In fact, India’s three-stage nuclear power production program has been conceived with the ultimate objective of utilising the country’s vast reserves of thorium-232. India has the world’s third largest reserves of thorium. The first stage envisages the use of pressurised heavy water reactors (PHWRs) to produce energy from natural uranium. Besides energy, PHWRs also produce fissile plutonium (Pu-239). The second stage involves using the indigenous fast breeder reactor (FBR) technology fuelled by Pu-239 to produce energy, as well as more Pu-239. By the end of the second stage of the cycle, the reactor would have produced, or “bred” more fissile material than it would have consumed.

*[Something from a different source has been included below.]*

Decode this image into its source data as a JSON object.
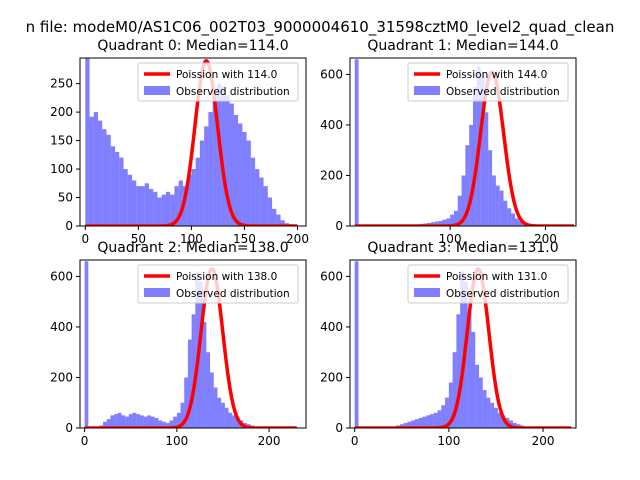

While India has successfully completed the first stage of its nuclear programme, the second stage is taking much longer than expected, causing significant time delay and cost overruns. The FBR being developed in Kalpakkam in Tamil Nadu state will use a mixed oxide of Pu-239 – derived from reprocessed spent fuel from the thermal PHWRs – and uranium-238 as fuel to generate energy. This nuclear reaction will also produce more Pu-239 by converting both U-238 in the fuel mix, as well as a blanket of depleted uranium surrounding the core, into plutonium. This plutonium will then be processed and used as nuclear fuel in a chain of commercial FBRs in the second stage of the nuclear programme.
The final stage of the cycle would involve the use of Pu-239 recovered from the second stage, in combination with thorium-232, to produce energy and uranium (U)-233 using “thermal breeders”. This production of U-233 from thorium-232 would complete the cycle, while the U-233 would then be used as fuel for the remaining part of the fuel cycle.